Following a rapid spread from its origin in Wuhan, China, the first U.S. case of the 2019 novel coronavirus, which causes a disease known as COVID-19, is confirmed in a man from Washington State on January 20, 2020.
The virus, which would spark a pandemic, was first reported in China on December 31, 2019. Halfway across the world, on January 19, a man who had returned home to Snohomish County, Washington near Seattle on January 15, after traveling to Wuhan, checked into an urgent care clinic after seeing reports about the outbreak.
On January 20, the Centers for Disease Control announced that the 35-year-old, who had been experiencing a cough, fever, nausea, and vomiting, had tested positive for COVID-19. He was hospitalized, where his condition grew worse and he developed pneumonia. His symptoms abated 10 days later.
In the following months, the Seattle area became the epicenter of an early U.S. outbreak. 39 residents of Life Care Center, a nursing home in Kirkland, died from complications from the virus in one four-week span. In some cases, people who died from COVID-19 in January 2020, but didn’t know it at the time, had their death certificate amended to show they died from the virus.

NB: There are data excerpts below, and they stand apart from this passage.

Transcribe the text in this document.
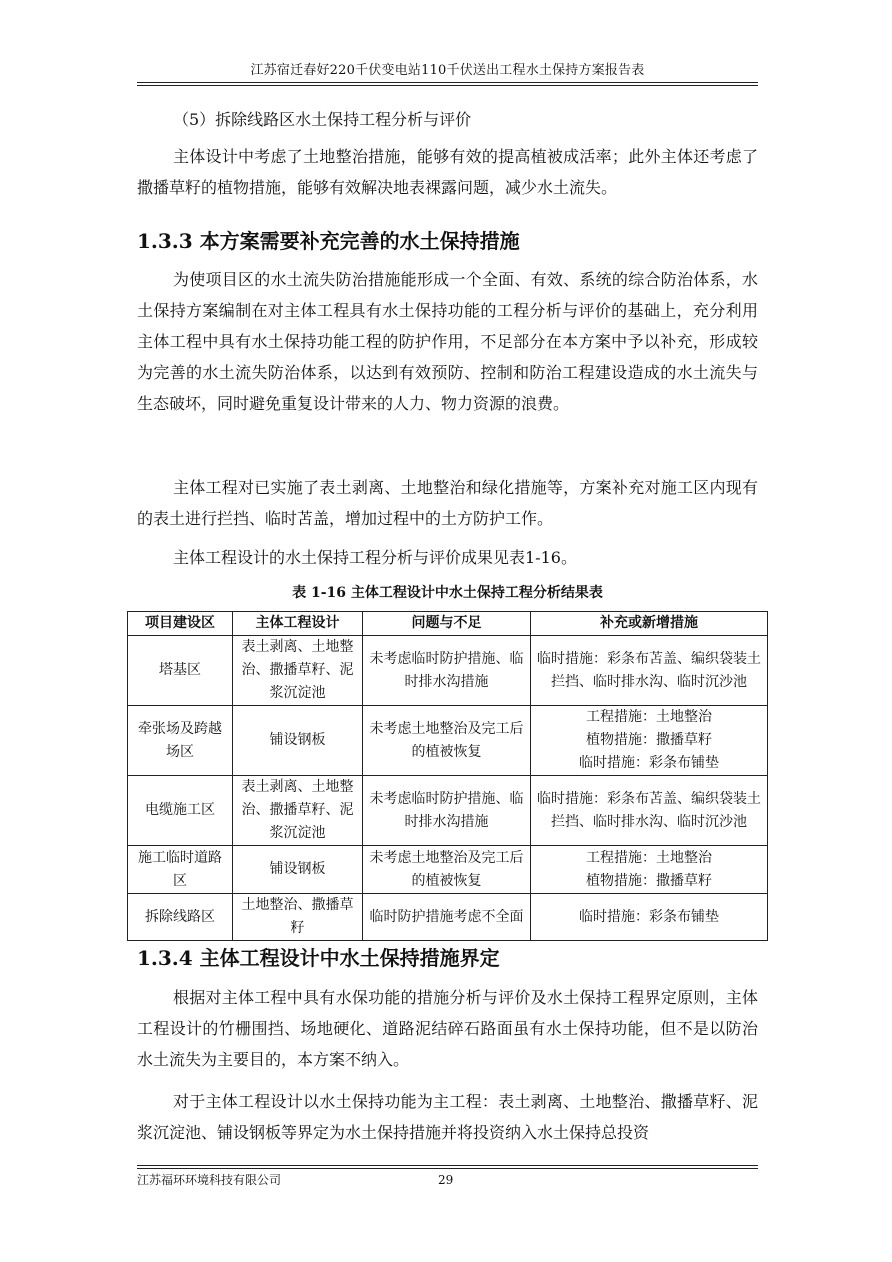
江苏宿迁春好220千伏变电站110千伏送出工程水土保持方案报告表
（5）拆除线路区水土保持工程分析与评价
主体设计中考虑了土地整治措施，能够有效的提高植被成活率；此外主体还考虑了撒播草籽的植物措施，能够有效解决地表裸露问题，减少水土流失。
1.3.3 本方案需要补充完善的水土保持措施
为使项目区的水土流失防治措施能形成一个全面、有效、系统的综合防治体系，水土保持方案编制在对主体工程具有水土保持功能的工程分析与评价的基础上，充分利用主体工程中具有水土保持功能工程的防护作用，不足部分在本方案中予以补充，形成较为完善的水土流失防治体系，以达到有效预防、控制和防治工程建设造成的水土流失与生态破坏，同时避免重复设计带来的人力、物力资源的浪费。
主体工程对已实施了表土剥离、土地整治和绿化措施等，方案补充对施工区内现有的表土进行拦挡、临时苫盖，增加过程中的土方防护工作。
主体工程设计的水土保持工程分析与评价成果见表1-16。
表 1-16 主体工程设计中水土保持工程分析结果表
项目建设区	主体工程设计	问题与不足	补充或新增措施
塔基区	表土剥离、土地整治、撒播草籽、泥浆沉淀池	未考虑临时防护措施、临时排水沟措施	临时措施：彩条布苫盖、编织袋装土拦挡、临时排水沟、临时沉沙池
牵张场及跨越场区	铺设钢板	未考虑土地整治及完工后的植被恢复	工程措施：土地整治
植物措施：撒播草籽
临时措施：彩条布铺垫

电缆施工区	表土剥离、土地整治、撒播草籽、泥浆沉淀池	未考虑临时防护措施、临时排水沟措施	临时措施：彩条布苫盖、编织袋装土拦挡、临时排水沟、临时沉沙池
施工临时道路区	铺设钢板	未考虑土地整治及完工后的植被恢复	工程措施：土地整治
植物措施：撒播草籽

拆除线路区	土地整治、撒播草籽	临时防护措施考虑不全面	临时措施：彩条布铺垫
1.3.4 主体工程设计中水土保持措施界定
根据对主体工程中具有水保功能的措施分析与评价及水土保持工程界定原则，主体工程设计的竹栅围挡、场地硬化、道路泥结碎石路面虽有水土保持功能，但不是以防治水土流失为主要目的，本方案不纳入。
对于主体工程设计以水土保持功能为主工程：表土剥离、土地整治、撒播草籽、泥浆沉淀池、铺设钢板等界定为水土保持措施并将投资纳入水土保持总投资
江苏福环环境科技有限公司	29
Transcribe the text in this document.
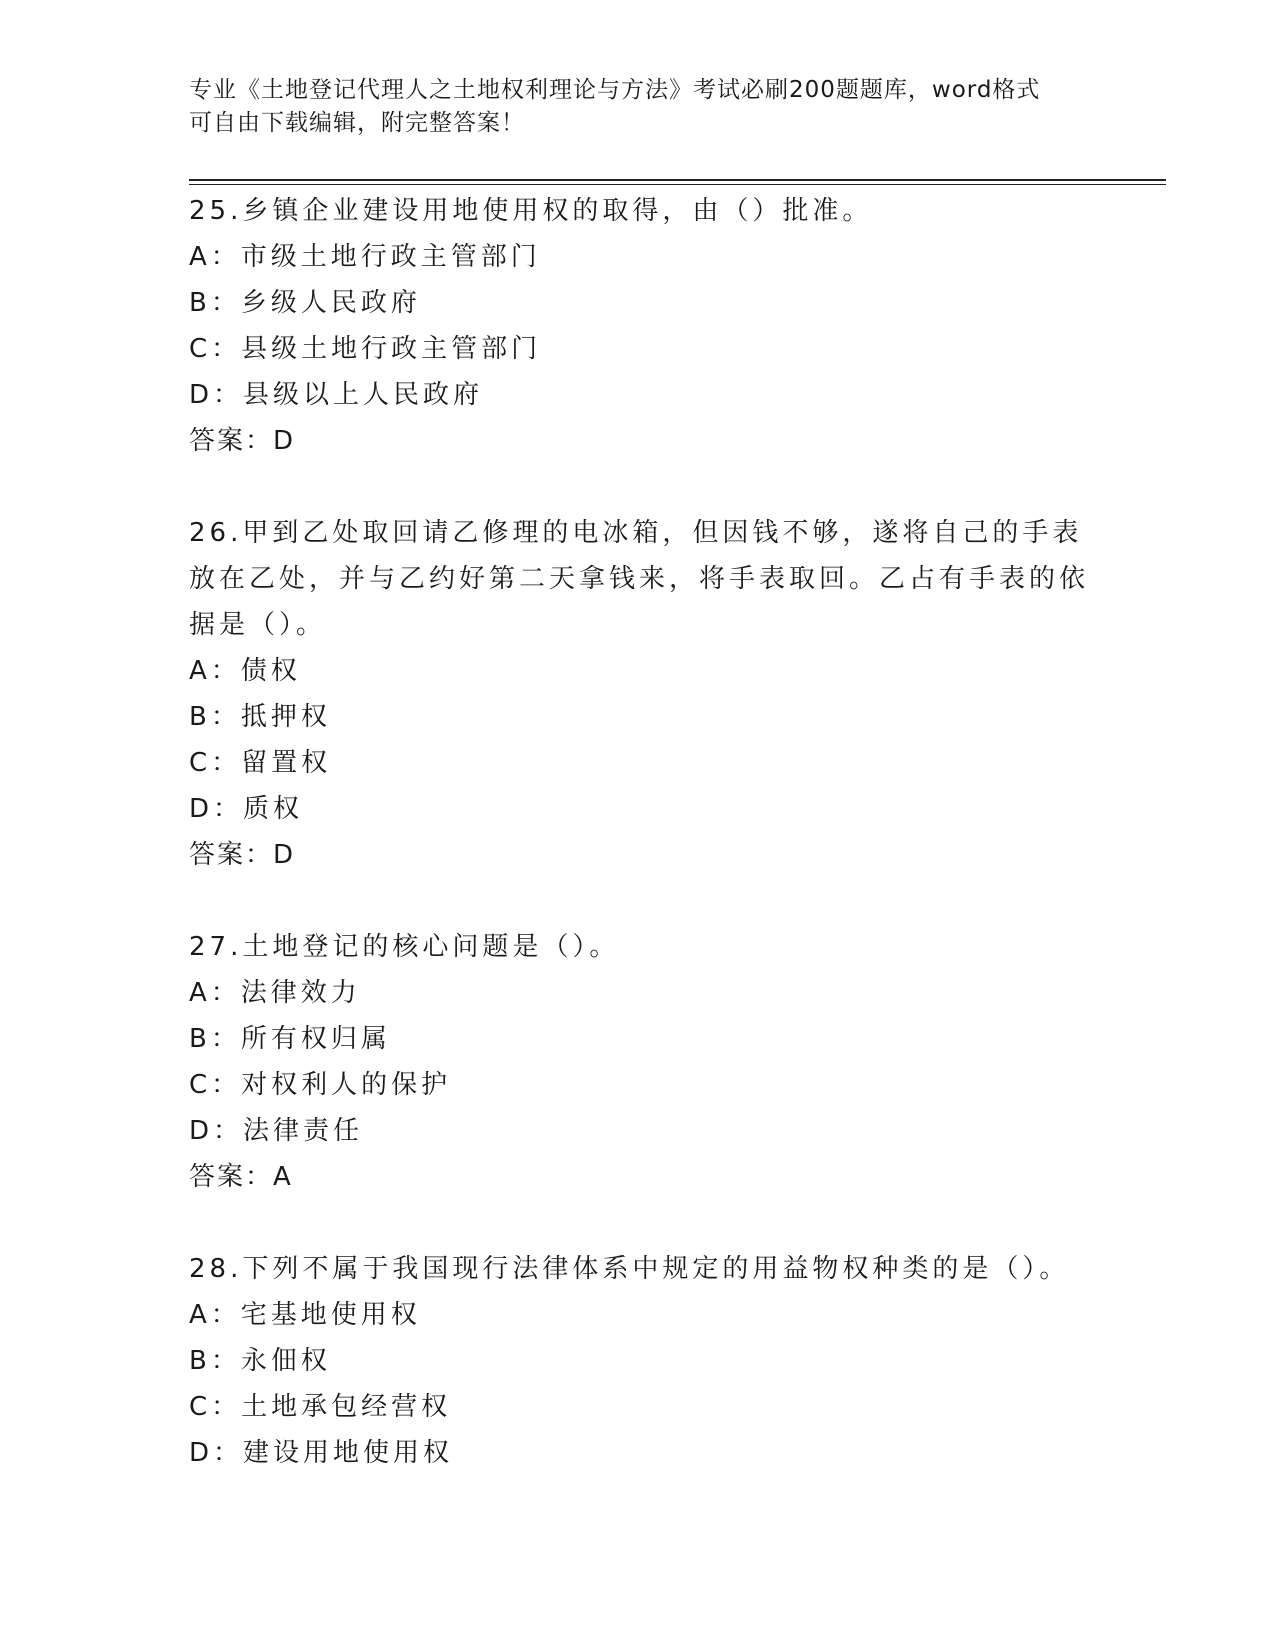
专业《土地登记代理人之土地权利理论与方法》考试必刷200题题库，word格式
可自由下载编辑，附完整答案！
25.乡镇企业建设用地使用权的取得，由（）批准。
A：市级土地行政主管部门
B：乡级人民政府
C：县级土地行政主管部门
D：县级以上人民政府
答案：D
26.甲到乙处取回请乙修理的电冰箱，但因钱不够，遂将自己的手表放在乙处，并与乙约好第二天拿钱来，将手表取回。乙占有手表的依据是（）。
A：债权
B：抵押权
C：留置权
D：质权
答案：D
27.土地登记的核心问题是（）。
A：法律效力
B：所有权归属
C：对权利人的保护
D：法律责任
答案：A
28.下列不属于我国现行法律体系中规定的用益物权种类的是（）。
A：宅基地使用权
B：永佃权
C：土地承包经营权
D：建设用地使用权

According to the CDC, 14 U.S. coronavirus cases were noted by public health agencies between January 21 and February 23, 2020; all patients had traveled to China. The first non-travel case was confirmed in California on February 26, and the first U.S. death was reported on February 29.
As the virus quickly marched across the country, businesses, schools and social gatherings were largely shut down, while, by May, unemployment rates reached their highest levels since the Great Depression.
Spreading to almost every country, more than 662 million people have contracted the virus worldwide, and 6.7 million have died from it. The first U.S. vaccinations for COVID-19 were administered on December 14, 2020. By early 2023, 101 million cases and more than 1 million deaths from the virus had been reported in the U.S. alone.